A set of five coins contains two that weigh 31g, two that weigh 33g, and one that weighs 32g. Using a balance scale just two times positively identify the weight of at least one coin.
Weighing 1: Weigh one against another.
Weighing 1 result: equal weight:
then weigh both against two others
If the others are heavier in total the first two weights are each 31 g.
If the others are lighter in total the first two weights are each 33 g.
The second weighing will never be equality.
Weighing 1 result: one is heavier:
The situation could be either 33g vs 32g, 33g vs 31g or 32g vs 31g.
Weigh both against two others
1st 2nd 2nd result
33 v 32 33+32 v 33+31 left heavy
33 v 32 33+32 v 31+31 left heavy
33 v 31 33+31 v 33+31 equal
33 v 31 33+31 v 33+32 right heavy
33 v 31 33+31 v 32+31 left heavy
32 v 31 32+31 v 33+33 right heavy
32 v 31 32+31 v 33+31 right heavy
By result of 2nd weighing:
left heavy --> heavier of first weighing is 33 g.

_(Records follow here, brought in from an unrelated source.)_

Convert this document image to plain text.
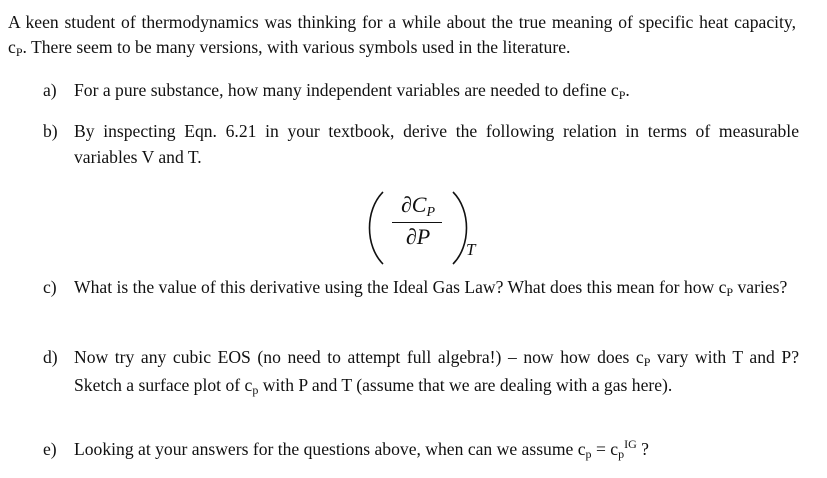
A keen student of thermodynamics was thinking for a while about the true meaning of specific heat capacity, cP. There seem to be many versions, with various symbols used in the literature.
a) For a pure substance, how many independent variables are needed to define cP.
b) By inspecting Eqn. 6.21 in your textbook, derive the following relation in terms of measurable variables V and T.
∂CP
∂P
T
c) What is the value of this derivative using the Ideal Gas Law? What does this mean for how cP varies?
d) Now try any cubic EOS (no need to attempt full algebra!) – now how does cP vary with T and P? Sketch a surface plot of cp with P and T (assume that we are dealing with a gas here).
e) Looking at your answers for the questions above, when can we assume cp = $cp^{IG}$ ?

equal weight --> heavier of first weighing is 33 g and lighter is 31 g.
right heavy --> lighter of first weighing is 31 g.
Using the rules on all possible permutations of the given weights results in the following conclusions, when first weighing A on the left against B on the right, and then A and B together on the left against C and D on the right.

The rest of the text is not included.